Key Observations and Inferences

• Observation 1: Members of a population vary in their inherited traits.

• Observation 2: All species can produce more offspring than the environment can support; many offspring fail to survive and reproduce.

• Inference 1: Individuals with traits that increase survival and reproduction tend to leave more offspring.

• Inference 2: Favorable traits accumulate in the population over generations.

Key Features of Natural Selection

• Individuals with certain heritable traits survive and reproduce at higher rates.

• Natural selection increases the frequency of favorable adaptations.

• If the environment changes, natural selection may result in adaptation to new conditions, potentially giving rise to new species.

• Populations, not individuals, evolve over time.

• Natural selection acts only on heritable traits that vary within a population.

• The environment determines which traits are favorable.

Summary of the Process

1. Overproduction of offspring

2. Variation among offspring

3. Some variations confer survival advantages (adaptations)

4. Individuals with advantageous traits survive and reproduce

5. Descendants are modified over generations

Evidence for Evolution

Direct Observations

Evolutionary change has been documented in thousands of studies. Examples include:

• Soapberry bugs: Beak length evolved in response to fruit size in different regions, with rapid changes observed in less than 35 years.

• Staphylococcus aureus (MRSA): Bacterial resistance to antibiotics evolved rapidly due to selection pressure from drug use.

Homology

Homology refers to similarity resulting from common ancestry. Homologous structures are anatomical features that share an underlying similarity but may serve different functions. For example, the forelimbs of mammals (human, cat, whale, bat) have the same bone arrangement but different uses.

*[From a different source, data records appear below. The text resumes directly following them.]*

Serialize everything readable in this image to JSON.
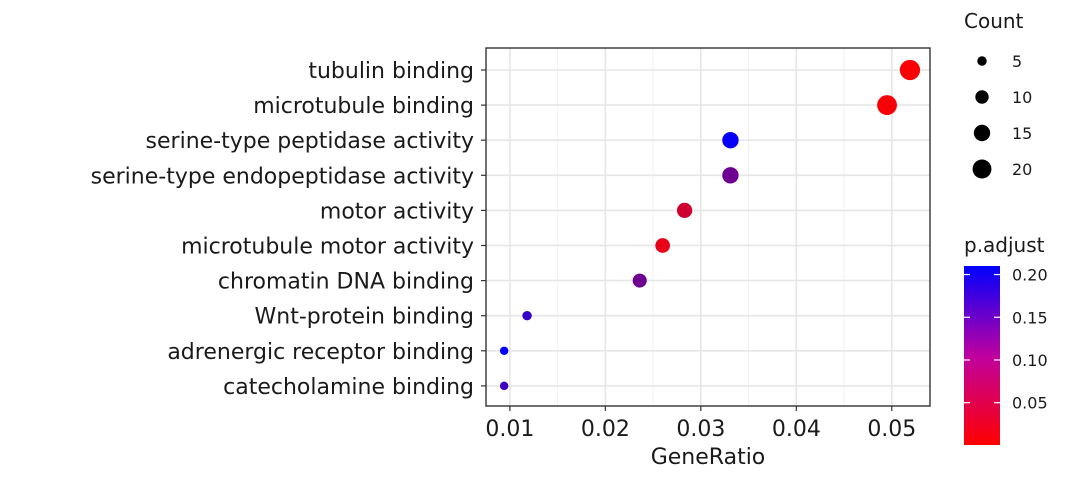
{
  "chart_data": {
    "type": "scatter",
    "xlabel": "GeneRatio",
    "ylabel": "",
    "xlim": [
      0.0075,
      0.054
    ],
    "x_ticks": [
      0.01,
      0.02,
      0.03,
      0.04,
      0.05
    ],
    "x_tick_labels": [
      "0.01",
      "0.02",
      "0.03",
      "0.04",
      "0.05"
    ],
    "grid": true,
    "categories": [
      "tubulin binding",
      "microtubule binding",
      "serine-type peptidase activity",
      "serine-type endopeptidase activity",
      "motor activity",
      "microtubule motor activity",
      "chromatin DNA binding",
      "Wnt-protein binding",
      "adrenergic receptor binding",
      "catecholamine binding"
    ],
    "points": [
      {
        "term": "tubulin binding",
        "gene_ratio": 0.0519,
        "count": 23,
        "p_adjust": 0.005
      },
      {
        "term": "microtubule binding",
        "gene_ratio": 0.0495,
        "count": 22,
        "p_adjust": 0.006
      },
      {
        "term": "serine-type peptidase activity",
        "gene_ratio": 0.0331,
        "count": 15,
        "p_adjust": 0.205
      },
      {
        "term": "serine-type endopeptidase activity",
        "gene_ratio": 0.0331,
        "count": 15,
        "p_adjust": 0.12
      },
      {
        "term": "motor activity",
        "gene_ratio": 0.0283,
        "count": 13,
        "p_adjust": 0.04
      },
      {
        "term": "microtubule motor activity",
        "gene_ratio": 0.026,
        "count": 12,
        "p_adjust": 0.02
      },
      {
        "term": "chromatin DNA binding",
        "gene_ratio": 0.0236,
        "count": 11,
        "p_adjust": 0.12
      },
      {
        "term": "Wnt-protein binding",
        "gene_ratio": 0.0118,
        "count": 5,
        "p_adjust": 0.165
      },
      {
        "term": "adrenergic receptor binding",
        "gene_ratio": 0.0094,
        "count": 4,
        "p_adjust": 0.205
      },
      {
        "term": "catecholamine binding",
        "gene_ratio": 0.0094,
        "count": 4,
        "p_adjust": 0.16
      }
    ],
    "size_legend": {
      "title": "Count",
      "values": [
        5,
        10,
        15,
        20
      ],
      "labels": [
        "5",
        "10",
        "15",
        "20"
      ]
    },
    "color_legend": {
      "title": "p.adjust",
      "range": [
        0.0005,
        0.21
      ],
      "low_color": "#ff0000",
      "high_color": "#0000ff",
      "ticks": [
        0.05,
        0.1,
        0.15,
        0.2
      ],
      "tick_labels": [
        "0.05",
        "0.10",
        "0.15",
        "0.20"
      ]
    },
    "legend_placement": "right"
  }
}
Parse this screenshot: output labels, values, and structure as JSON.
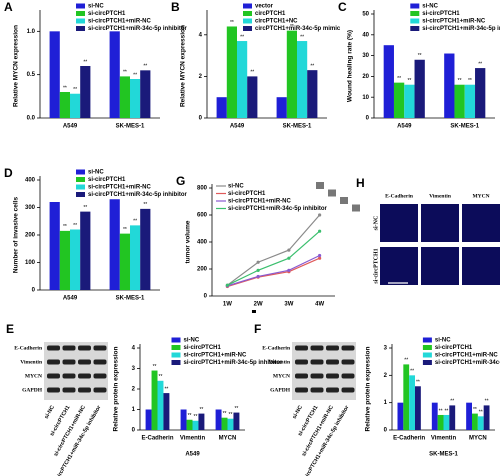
{
  "chart_data": [
    {
      "type": "bar",
      "label": "A",
      "ylabel": "Relative MYCN expression",
      "categories": [
        "A549",
        "SK-MES-1"
      ],
      "annotation": "**",
      "series": [
        {
          "name": "si-NC",
          "color": "#1f1fd6",
          "values": [
            1.0,
            1.0
          ]
        },
        {
          "name": "si-circPTCH1",
          "color": "#22c522",
          "values": [
            0.3,
            0.48
          ]
        },
        {
          "name": "si-circPTCH1+miR-NC",
          "color": "#22d8d8",
          "values": [
            0.28,
            0.45
          ]
        },
        {
          "name": "si-circPTCH1+miR-34c-5p inhibitor",
          "color": "#1a1a7a",
          "values": [
            0.6,
            0.55
          ]
        }
      ],
      "ylim": [
        0,
        1.2
      ],
      "yticks": [
        {
          "value": 0,
          "label": "0.0"
        },
        {
          "value": 0.5,
          "label": "0.5"
        },
        {
          "value": 1,
          "label": "1.0"
        }
      ]
    },
    {
      "type": "bar",
      "label": "B",
      "ylabel": "Relative MYCN expression",
      "categories": [
        "A549",
        "SK-MES-1"
      ],
      "annotation": "**",
      "series": [
        {
          "name": "vector",
          "color": "#1f1fd6",
          "values": [
            1.0,
            1.0
          ]
        },
        {
          "name": "circPTCH1",
          "color": "#22c522",
          "values": [
            4.4,
            4.2
          ]
        },
        {
          "name": "circPTCH1+NC",
          "color": "#22d8d8",
          "values": [
            3.7,
            3.7
          ]
        },
        {
          "name": "circPTCH1+miR-34c-5p mimic",
          "color": "#1a1a7a",
          "values": [
            2.0,
            2.3
          ]
        }
      ],
      "ylim": [
        0,
        5
      ],
      "yticks": [
        0,
        2,
        4
      ]
    },
    {
      "type": "bar",
      "label": "C",
      "ylabel": "Wound healing rate (%)",
      "categories": [
        "A549",
        "SK-MES-1"
      ],
      "annotation": "**",
      "series": [
        {
          "name": "si-NC",
          "color": "#1f1fd6",
          "values": [
            35,
            31
          ]
        },
        {
          "name": "si-circPTCH1",
          "color": "#22c522",
          "values": [
            17,
            16
          ]
        },
        {
          "name": "si-circPTCH1+miR-NC",
          "color": "#22d8d8",
          "values": [
            16,
            16
          ]
        },
        {
          "name": "si-circPTCH1+miR-34c-5p inhibitor",
          "color": "#1a1a7a",
          "values": [
            28,
            24
          ]
        }
      ],
      "ylim": [
        0,
        50
      ],
      "yticks": [
        0,
        10,
        20,
        30,
        40,
        50
      ]
    },
    {
      "type": "bar",
      "label": "D",
      "ylabel": "Number of invasive cells",
      "categories": [
        "A549",
        "SK-MES-1"
      ],
      "annotation": "**",
      "series": [
        {
          "name": "si-NC",
          "color": "#1f1fd6",
          "values": [
            320,
            330
          ]
        },
        {
          "name": "si-circPTCH1",
          "color": "#22c522",
          "values": [
            215,
            205
          ]
        },
        {
          "name": "si-circPTCH1+miR-NC",
          "color": "#22d8d8",
          "values": [
            220,
            235
          ]
        },
        {
          "name": "si-circPTCH1+miR-34c-5p inhibitor",
          "color": "#1a1a7a",
          "values": [
            285,
            295
          ]
        }
      ],
      "ylim": [
        0,
        400
      ],
      "yticks": [
        0,
        100,
        200,
        300,
        400
      ]
    },
    {
      "type": "line",
      "label": "G",
      "ylabel": "tumor volume",
      "categories": [
        "1W",
        "2W",
        "3W",
        "4W"
      ],
      "series": [
        {
          "name": "si-NC",
          "color": "#8a8a8a",
          "values": [
            80,
            250,
            340,
            600
          ]
        },
        {
          "name": "si-circPTCH1",
          "color": "#e05a5a",
          "values": [
            70,
            140,
            180,
            280
          ]
        },
        {
          "name": "si-circPTCH1+miR-NC",
          "color": "#8a5ad0",
          "values": [
            75,
            145,
            190,
            300
          ]
        },
        {
          "name": "si-circPTCH1+miR-34c-5p inhibitor",
          "color": "#3bbf6e",
          "values": [
            80,
            190,
            280,
            480
          ]
        }
      ],
      "ylim": [
        0,
        800
      ],
      "yticks": [
        0,
        200,
        400,
        600,
        800
      ]
    },
    {
      "type": "bar",
      "ylabel": "Relative protein expression",
      "xlabel": "A549",
      "categories": [
        "E-Cadherin",
        "Vimentin",
        "MYCN"
      ],
      "annotation": "**",
      "series": [
        {
          "name": "si-NC",
          "color": "#1f1fd6",
          "values": [
            1,
            1,
            1
          ]
        },
        {
          "name": "si-circPTCH1",
          "color": "#22c522",
          "values": [
            2.9,
            0.5,
            0.6
          ]
        },
        {
          "name": "si-circPTCH1+miR-NC",
          "color": "#22d8d8",
          "values": [
            2.4,
            0.45,
            0.55
          ]
        },
        {
          "name": "si-circPTCH1+miR-34c-5p inhibitor",
          "color": "#1a1a7a",
          "values": [
            1.8,
            0.8,
            0.85
          ]
        }
      ],
      "ylim": [
        0,
        4
      ],
      "yticks": [
        0,
        1,
        2,
        3,
        4
      ]
    },
    {
      "type": "bar",
      "ylabel": "Relative protein expression",
      "xlabel": "SK-MES-1",
      "categories": [
        "E-Cadherin",
        "Vimentin",
        "MYCN"
      ],
      "annotation": "**",
      "series": [
        {
          "name": "si-NC",
          "color": "#1f1fd6",
          "values": [
            1,
            1,
            1
          ]
        },
        {
          "name": "si-circPTCH1",
          "color": "#22c522",
          "values": [
            2.4,
            0.55,
            0.6
          ]
        },
        {
          "name": "si-circPTCH1+miR-NC",
          "color": "#22d8d8",
          "values": [
            2.0,
            0.55,
            0.5
          ]
        },
        {
          "name": "si-circPTCH1+miR-34c-5p inhibitor",
          "color": "#1a1a7a",
          "values": [
            1.6,
            0.9,
            0.9
          ]
        }
      ],
      "ylim": [
        0,
        3
      ],
      "yticks": [
        0,
        1,
        2,
        3
      ]
    }
  ],
  "blots": [
    {
      "label": "E",
      "proteins": [
        "E-Cadherin",
        "Vimentin",
        "MYCN",
        "GAPDH"
      ],
      "lanes": [
        "si-NC",
        "si-circPTCH1",
        "si-circPTCH1+miR-NC",
        "si-circPTCH1+miR-34c-5p inhibitor"
      ]
    },
    {
      "label": "F",
      "proteins": [
        "E-Cadherin",
        "Vimentin",
        "MYCN",
        "GAPDH"
      ],
      "lanes": [
        "si-NC",
        "si-circPTCH1",
        "si-circPTCH1+miR-NC",
        "si-circPTCH1+miR-34c-5p inhibitor"
      ]
    }
  ],
  "micrographs": {
    "label": "H",
    "columns": [
      "E-Cadherin",
      "Vimentin",
      "MYCN"
    ],
    "rows": [
      "si-NC",
      "si-circPTCH1"
    ]
  }
}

Comparative embryology reveals homologies not visible in adults, such as the post-anal tail and pharyngeal arches in vertebrate embryos.

Vestigial structures are remnants of features that served important functions in ancestors. Molecular homologies include shared genetic code and genes among diverse organisms.

Convergent Evolution and Analogous Structures

Convergent evolution is the independent evolution of similar features in distantly related groups. Analogous traits arise when different species adapt to similar environments, not through common ancestry. For example, the sugar glider (Australia) and flying squirrel (North America) have similar adaptations for gliding but are not closely related.

The Fossil Record

The fossil record documents the extinction of species, the origin of new groups, and changes within groups over time. For example, fossils support the close relationship between cetaceans and even-toed ungulates.

Biogeography

Biogeography is the study of the geographic distribution of species. Continental drift has influenced species distributions, with evidence such as related freshwater fish in South America and Australia tracing back to a common ancestor before the continents separated.

Summary Table: Types of Evolutionary Evidence

Key Terms and Definitions

• Descent with modification: The process by which species accumulate differences from their ancestors as they adapt to different environments over time.

• Natural selection: The process in which individuals with certain inherited traits survive and reproduce at higher rates due to those traits.

• Homology: Similarity in characteristics resulting from shared ancestry.

• Analogous structures: Features that are similar in function and appearance but not due to common ancestry.

• Vestigial structures: Remnants of features that served important functions in an organism's ancestors.

• Biogeography: The scientific study of the geographic distribution of species.